Tuesday, June 25, 2013

Malaria!

Farmers all over Burkina are staring hopefully (and more than a little desperately) at the skies these days.  The skies are lovely, sunny, cloudless--a perfect day to relax under a mangoe tree and chew on kola nuts--and 100% empty of the monsoon like rains that are usually in full force by this time in June.  The earth, just beginning to erupt in little patches of green grass from the early rains in May, has begun to draw back in, re-drying and baking into clay basins.  When one of those cataclysmic rains does finally come, all that dry soil is going to have a hard time soaking it up--instead, it's going to collect in little ponds all over town.  These little ponds will be the cause of death for hundreds, thousands of children all over Burkina and Mali in the next six months, all from a seemingly innocous little creature, smaller than the tip of my finger, with a big appetite and an unbelievable ability to spawn--mosquitoes are on the prowl.

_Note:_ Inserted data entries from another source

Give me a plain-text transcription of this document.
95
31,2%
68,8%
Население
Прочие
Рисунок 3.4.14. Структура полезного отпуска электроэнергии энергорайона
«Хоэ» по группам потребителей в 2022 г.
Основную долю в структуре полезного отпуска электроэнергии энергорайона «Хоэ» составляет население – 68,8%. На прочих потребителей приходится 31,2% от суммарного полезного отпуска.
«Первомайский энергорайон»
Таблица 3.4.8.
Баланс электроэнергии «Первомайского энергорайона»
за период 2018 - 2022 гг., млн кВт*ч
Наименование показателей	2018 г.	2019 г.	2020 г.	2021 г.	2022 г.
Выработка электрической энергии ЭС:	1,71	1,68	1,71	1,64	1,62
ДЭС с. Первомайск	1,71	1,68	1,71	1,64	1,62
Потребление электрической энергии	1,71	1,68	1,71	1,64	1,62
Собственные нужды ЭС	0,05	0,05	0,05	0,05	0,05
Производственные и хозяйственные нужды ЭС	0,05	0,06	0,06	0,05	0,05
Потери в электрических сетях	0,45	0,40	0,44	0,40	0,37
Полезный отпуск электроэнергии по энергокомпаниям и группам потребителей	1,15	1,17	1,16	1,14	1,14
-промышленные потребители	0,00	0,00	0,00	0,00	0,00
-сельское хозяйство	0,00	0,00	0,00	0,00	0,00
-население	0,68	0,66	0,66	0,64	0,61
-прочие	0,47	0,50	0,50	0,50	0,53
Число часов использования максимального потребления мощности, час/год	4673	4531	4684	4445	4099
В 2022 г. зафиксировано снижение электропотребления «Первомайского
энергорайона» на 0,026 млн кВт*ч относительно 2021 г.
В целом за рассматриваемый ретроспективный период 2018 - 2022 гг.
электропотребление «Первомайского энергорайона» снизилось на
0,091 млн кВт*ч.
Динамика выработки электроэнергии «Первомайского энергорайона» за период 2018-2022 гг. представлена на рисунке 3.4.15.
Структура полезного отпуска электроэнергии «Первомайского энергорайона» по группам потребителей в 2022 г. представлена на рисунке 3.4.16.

The female anopheles mosquito is the culprit, and her weapon of choice is malaria.  Malaria is probably much different from what most peope think, especially if you've never lived in a country as inundated with and jaded to malaria as Mali or Burkina Faso.  In these countries, malaria is thought of and treated like the flu--it's everywhere, it sucks, everyone gets it, it's definitely no fun, but your not really afraid it's going to kill you--just a week or two of misery.  Some people, most people even, live with it in their system most of the time and just don't have symptoms until their immune system is weak.  There are even some people, by a genetic quirk called sickle cell anemia who don't get it all (their funky shaped red blood cells just hold no apeal to the virus).  Pregnant ladies and children, however, are not so lucky and are most often victims of fatal cerebral malaria.

The most frustrating part? IT IS SO EASY TO PREVENT! The female anopheles mosquito only comes out between 10pm and 4am (generally speaking)! Literally, just sleeping under mosquito nets would prevent such a huge number of cases that it would for all intents and purposes rid the world of malaria (from an epidemological perspective). So, why oh why don't people just sleep under a damn mosquito net? Here are the reasons I hear:

1) Those nets don't let in any airflow (Answer: A little true, but rainy season is cooler anyway)
2) I never get malaria anyway (Answer: Maybe not, but it could be in your system and you could unknowingly transfer it to your pregnant wife or little child)
3) And anyway, malaria doesn't come from mosquitoes, it comes from Mangoes and Corn, you silly toubab!
(Answer: Raaaar! This one frustrates me the most, not because it's silly and not because I get mad at the people that think this, but if you have ever tried to have an intellectual show down with an uninformed or ignorant thought shared by several people who don't know or care about the scientific method and years of research in labs, you can't begin to understand my frustration.  At home, if you want to prove a thought, you whip out that smart phone, you punch in that question, and blast the oposition with your superior knowledge.  Burkina Faso: Non-applicable on so many levels, and further more, we toubabs are always coming up with the craziest ideas anyway (remember when she wanted us have gardens in water bottles! Ha!))

So, I'm going on a mosquito rampage this year, by golly.  Just handing out gazzillions of mosquito nets is clearly not enough (Burkina has been doing that for a while).
Step one: Sweet mural of a lady and her baby under a mosquito net
Step two: A little harassment of villagers in the streets of my village, namely badgering them to enter a contest for a super cool american mosquito net by  promising to sleep under one during rainy season
Step three: Make mosquito repellant with my assocation out of shea butter and neem oil to sell all over town.  Step four: Save babies! End malaria!